The institution's 40 residents sleep on dilapidated beds and despite repeated calls for well-wishers to replace the old furniture, no help has been forthcoming for the last three years, said a caregiver, who added that their work had been made more strenuous by the flight of assistants to other countries in search of better jobs.
"Our wages are poor because of the poor financial position of the institution and, as a result, caregivers are shunning the home, choosing instead to become cross-border traders or migrate to other countries, where they get better salaries as housemaids or nurse aides," she said.
It has also been difficult to obtain wheelchairs for residents who needed them, and there were often no ambulances available to ferry the sick to hospital, even in emergency cases, which forced the home to hire expensive private transporters.
Life outside the homes
Life can be even harder for the elderly living outside of institutions. "Older persons' institutions are limited and only cater for a fraction of this needy section of the population. Many of them are either living by themselves or are looked after by relatives, and their plight is more disturbing in cases where, because of the AIDS pandemic, they are forced to provide care for children left behind by their parents," Gavi said.
Most of those who lived outside institutions would have been informally employed and therefore had no pensions to fall back on, she said, but even those who had retired from formal employment barely scraped by because their pensions were too small.
Maharagwe Munongwa, 70, a retired driver in Harare, received only Z$10,000 (about US0.83 at the parallel market exchange rate of about Z$120,000 to US$1) as monthly pension. He never collects it because it would cost him more than that to fetch it from the payout point.
Last year his only son, who is divorced, moved to Canada to take up menial jobs, leaving him to look after three schoolgoing grandchildren, the eldest of which is 14 years old.
Zimbabwe closed all legal money transfer agencies last year, so even though his son regularly remits money to the family via an informal cash-transfer service, Munongwa is often at the mercy of the agent who runs it.
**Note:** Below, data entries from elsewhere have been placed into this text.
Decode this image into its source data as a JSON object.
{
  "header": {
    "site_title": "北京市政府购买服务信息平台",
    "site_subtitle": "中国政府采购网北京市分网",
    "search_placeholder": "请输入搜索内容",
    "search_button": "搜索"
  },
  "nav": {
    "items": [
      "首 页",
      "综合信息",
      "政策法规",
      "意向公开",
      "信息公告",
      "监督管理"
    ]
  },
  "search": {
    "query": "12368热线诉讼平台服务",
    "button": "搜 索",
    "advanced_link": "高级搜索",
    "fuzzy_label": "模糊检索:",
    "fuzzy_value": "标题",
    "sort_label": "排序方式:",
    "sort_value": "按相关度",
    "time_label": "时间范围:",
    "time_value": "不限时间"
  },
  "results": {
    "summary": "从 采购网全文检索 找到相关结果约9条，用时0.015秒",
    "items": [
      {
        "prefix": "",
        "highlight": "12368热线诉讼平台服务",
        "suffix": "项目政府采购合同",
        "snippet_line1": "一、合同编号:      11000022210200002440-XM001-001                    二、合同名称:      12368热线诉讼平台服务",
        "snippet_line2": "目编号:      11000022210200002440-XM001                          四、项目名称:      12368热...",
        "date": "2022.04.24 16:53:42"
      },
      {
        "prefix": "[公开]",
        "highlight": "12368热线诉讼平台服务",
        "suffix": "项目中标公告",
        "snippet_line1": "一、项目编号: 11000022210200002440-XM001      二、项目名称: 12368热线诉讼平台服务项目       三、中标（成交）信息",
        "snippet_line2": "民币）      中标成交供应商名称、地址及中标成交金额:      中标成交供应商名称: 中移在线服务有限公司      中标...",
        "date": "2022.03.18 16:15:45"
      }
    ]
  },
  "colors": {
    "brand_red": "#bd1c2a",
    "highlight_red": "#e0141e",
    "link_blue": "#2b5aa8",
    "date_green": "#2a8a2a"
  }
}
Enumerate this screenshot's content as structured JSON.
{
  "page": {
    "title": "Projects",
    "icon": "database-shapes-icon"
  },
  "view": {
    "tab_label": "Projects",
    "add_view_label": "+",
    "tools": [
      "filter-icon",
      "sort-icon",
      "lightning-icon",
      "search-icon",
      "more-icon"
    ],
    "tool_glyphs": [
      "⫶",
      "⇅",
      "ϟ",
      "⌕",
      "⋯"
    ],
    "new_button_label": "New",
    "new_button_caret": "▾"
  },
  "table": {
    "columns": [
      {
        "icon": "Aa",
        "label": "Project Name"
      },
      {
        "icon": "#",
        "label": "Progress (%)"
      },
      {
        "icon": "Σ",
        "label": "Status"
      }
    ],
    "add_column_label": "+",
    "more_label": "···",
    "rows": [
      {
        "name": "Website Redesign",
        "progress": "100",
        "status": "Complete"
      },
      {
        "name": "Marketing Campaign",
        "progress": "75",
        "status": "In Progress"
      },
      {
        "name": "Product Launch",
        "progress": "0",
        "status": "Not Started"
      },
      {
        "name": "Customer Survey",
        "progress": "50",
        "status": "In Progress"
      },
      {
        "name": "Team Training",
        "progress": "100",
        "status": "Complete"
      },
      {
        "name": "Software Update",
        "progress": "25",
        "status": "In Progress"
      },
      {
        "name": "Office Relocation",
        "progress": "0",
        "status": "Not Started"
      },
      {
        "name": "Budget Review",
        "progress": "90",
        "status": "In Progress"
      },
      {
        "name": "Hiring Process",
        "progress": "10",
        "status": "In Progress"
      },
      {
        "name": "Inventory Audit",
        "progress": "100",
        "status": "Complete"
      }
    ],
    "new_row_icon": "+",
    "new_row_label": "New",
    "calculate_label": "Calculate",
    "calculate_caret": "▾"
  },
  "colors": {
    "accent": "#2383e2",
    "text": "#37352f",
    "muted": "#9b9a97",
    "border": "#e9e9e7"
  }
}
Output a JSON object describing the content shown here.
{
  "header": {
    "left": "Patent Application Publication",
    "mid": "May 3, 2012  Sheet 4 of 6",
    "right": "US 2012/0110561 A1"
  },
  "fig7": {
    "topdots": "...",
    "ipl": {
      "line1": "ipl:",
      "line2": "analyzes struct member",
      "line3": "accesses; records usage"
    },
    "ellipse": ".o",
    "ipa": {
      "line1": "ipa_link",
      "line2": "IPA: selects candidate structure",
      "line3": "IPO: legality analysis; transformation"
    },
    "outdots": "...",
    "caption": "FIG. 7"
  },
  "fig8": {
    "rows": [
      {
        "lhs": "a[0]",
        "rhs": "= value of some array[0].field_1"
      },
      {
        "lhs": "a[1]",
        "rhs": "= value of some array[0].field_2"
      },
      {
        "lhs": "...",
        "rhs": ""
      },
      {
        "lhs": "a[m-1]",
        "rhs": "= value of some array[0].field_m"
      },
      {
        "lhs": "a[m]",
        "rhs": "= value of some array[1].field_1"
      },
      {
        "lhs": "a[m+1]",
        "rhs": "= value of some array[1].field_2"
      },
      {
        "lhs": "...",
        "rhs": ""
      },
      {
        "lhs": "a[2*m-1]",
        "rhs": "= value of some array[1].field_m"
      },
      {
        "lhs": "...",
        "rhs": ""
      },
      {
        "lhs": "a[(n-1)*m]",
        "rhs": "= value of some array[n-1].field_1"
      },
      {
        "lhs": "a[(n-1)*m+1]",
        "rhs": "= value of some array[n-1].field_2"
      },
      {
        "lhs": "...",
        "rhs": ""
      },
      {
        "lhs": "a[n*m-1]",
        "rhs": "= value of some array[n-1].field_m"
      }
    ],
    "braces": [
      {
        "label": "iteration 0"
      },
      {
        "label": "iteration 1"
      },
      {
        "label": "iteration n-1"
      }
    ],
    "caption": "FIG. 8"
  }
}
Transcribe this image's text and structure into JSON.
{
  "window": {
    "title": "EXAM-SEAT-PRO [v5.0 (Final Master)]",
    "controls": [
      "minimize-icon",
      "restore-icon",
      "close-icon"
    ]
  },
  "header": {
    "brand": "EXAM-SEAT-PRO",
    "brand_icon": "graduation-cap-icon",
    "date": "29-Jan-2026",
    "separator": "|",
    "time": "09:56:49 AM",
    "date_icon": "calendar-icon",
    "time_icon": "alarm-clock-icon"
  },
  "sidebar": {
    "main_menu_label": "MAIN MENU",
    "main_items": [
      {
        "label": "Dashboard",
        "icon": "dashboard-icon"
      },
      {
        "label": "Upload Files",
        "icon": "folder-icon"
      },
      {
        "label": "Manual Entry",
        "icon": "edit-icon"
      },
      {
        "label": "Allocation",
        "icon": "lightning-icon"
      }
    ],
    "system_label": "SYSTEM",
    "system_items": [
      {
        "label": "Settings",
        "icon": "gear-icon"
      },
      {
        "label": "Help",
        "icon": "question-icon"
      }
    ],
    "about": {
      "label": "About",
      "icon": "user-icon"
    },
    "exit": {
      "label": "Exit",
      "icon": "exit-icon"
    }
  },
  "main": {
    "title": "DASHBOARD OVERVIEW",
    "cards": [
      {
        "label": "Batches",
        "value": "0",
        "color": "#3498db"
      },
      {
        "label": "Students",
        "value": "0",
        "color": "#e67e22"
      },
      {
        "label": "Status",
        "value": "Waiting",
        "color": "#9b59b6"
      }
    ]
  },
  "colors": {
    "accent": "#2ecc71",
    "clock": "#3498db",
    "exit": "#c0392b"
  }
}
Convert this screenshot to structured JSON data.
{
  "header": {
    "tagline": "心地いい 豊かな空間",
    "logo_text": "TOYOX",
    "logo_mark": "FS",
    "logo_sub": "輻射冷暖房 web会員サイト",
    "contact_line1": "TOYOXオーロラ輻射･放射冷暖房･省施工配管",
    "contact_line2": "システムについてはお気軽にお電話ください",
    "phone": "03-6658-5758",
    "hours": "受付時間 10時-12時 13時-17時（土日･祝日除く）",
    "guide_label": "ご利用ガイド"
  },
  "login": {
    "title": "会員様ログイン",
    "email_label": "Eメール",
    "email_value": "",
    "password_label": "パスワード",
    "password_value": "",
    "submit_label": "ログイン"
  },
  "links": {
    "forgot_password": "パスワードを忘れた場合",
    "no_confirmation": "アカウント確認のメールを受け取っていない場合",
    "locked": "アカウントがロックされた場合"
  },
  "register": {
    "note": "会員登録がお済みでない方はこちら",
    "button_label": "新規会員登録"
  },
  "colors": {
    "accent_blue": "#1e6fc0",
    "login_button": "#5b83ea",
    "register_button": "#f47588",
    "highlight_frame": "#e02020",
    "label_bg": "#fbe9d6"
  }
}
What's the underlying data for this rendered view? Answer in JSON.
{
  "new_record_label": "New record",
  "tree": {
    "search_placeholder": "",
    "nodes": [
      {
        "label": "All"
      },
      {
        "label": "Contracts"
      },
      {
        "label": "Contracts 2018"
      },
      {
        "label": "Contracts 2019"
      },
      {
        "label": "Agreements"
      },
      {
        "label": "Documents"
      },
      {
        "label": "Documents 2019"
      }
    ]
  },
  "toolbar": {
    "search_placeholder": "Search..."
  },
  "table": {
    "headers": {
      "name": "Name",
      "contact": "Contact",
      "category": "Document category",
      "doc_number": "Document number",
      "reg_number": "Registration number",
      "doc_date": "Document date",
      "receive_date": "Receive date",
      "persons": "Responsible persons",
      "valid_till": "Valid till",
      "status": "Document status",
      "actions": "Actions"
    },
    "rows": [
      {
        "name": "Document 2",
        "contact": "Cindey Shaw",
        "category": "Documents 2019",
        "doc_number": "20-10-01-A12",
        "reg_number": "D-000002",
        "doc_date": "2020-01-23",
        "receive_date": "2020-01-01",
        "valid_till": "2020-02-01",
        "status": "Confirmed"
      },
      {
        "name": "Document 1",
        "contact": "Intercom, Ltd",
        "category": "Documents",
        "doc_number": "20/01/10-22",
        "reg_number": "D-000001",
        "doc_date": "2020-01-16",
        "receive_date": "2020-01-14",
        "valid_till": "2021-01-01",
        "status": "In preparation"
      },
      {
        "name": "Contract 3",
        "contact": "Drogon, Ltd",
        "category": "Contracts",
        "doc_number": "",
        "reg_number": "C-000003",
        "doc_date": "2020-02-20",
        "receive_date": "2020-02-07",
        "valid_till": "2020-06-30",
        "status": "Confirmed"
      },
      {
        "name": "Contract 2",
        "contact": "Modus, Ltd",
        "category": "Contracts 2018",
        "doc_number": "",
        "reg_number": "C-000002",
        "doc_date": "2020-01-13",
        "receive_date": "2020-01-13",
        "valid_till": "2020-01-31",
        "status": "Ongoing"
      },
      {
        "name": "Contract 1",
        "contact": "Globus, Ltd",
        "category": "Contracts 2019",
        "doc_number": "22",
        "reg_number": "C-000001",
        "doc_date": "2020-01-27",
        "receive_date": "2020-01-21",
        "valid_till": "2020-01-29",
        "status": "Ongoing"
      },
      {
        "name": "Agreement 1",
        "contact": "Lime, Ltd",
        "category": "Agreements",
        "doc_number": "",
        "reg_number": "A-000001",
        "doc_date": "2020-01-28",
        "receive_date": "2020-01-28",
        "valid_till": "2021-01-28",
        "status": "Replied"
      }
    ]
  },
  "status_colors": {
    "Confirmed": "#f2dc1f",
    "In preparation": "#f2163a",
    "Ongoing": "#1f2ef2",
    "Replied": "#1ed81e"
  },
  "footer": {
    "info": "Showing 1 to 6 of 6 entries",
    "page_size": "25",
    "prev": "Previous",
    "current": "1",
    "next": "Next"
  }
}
"Sometimes we go for two months without receiving anything from that young man [the agent] who misinforms my son that he is giving us the money. I am diabetic, and when the money is delayed I suffer a lot, while my grandchildren sometimes go hungry," he told IRIN.
"While I appreciate that things are tough in this country, and my son is toiling to make ends meet abroad, I now burden my children because I frequently fall ill, while, given my advanced age, I cannot give them enough attention."
Little state support
The government's social welfare fund provides little financial support to the elderly, disbursing a paltry US$2 annually to each identified beneficiary.
For years Help Age had advocated the enactment of legislation that would link pensions to the cost of living, Gavi said. The bill has remained at draft stage, even though President Robert Mugabe had pledged full support, but there were fears that it could take a long time to be passed because the government was now broke.
At Dandaro, a retirement home for the wealthy elderly in the northern suburb of Borrowdale, Harare, the picture is very different.
Tim Staunton, 73, a former commercial white farmer, lives a comfortable life, thanks to money he had saved before his farm was taken over by the government during the compulsory acquisition of farmland that began in 2000, in which around 4,000 farmers were displaced to make way for land-hungry black settlers.
The wheelchair-bound Staunton owns a garden flat and is looked after by an experienced nurse, while his children, now living in South Africa and Australia, send him enough money to ensure his welfare; they visit him at least twice a year and take him on holiday.
"Things could have been better had it not been for the economic crisis in this country," he told IRIN, "but I would not say I am suffering that much."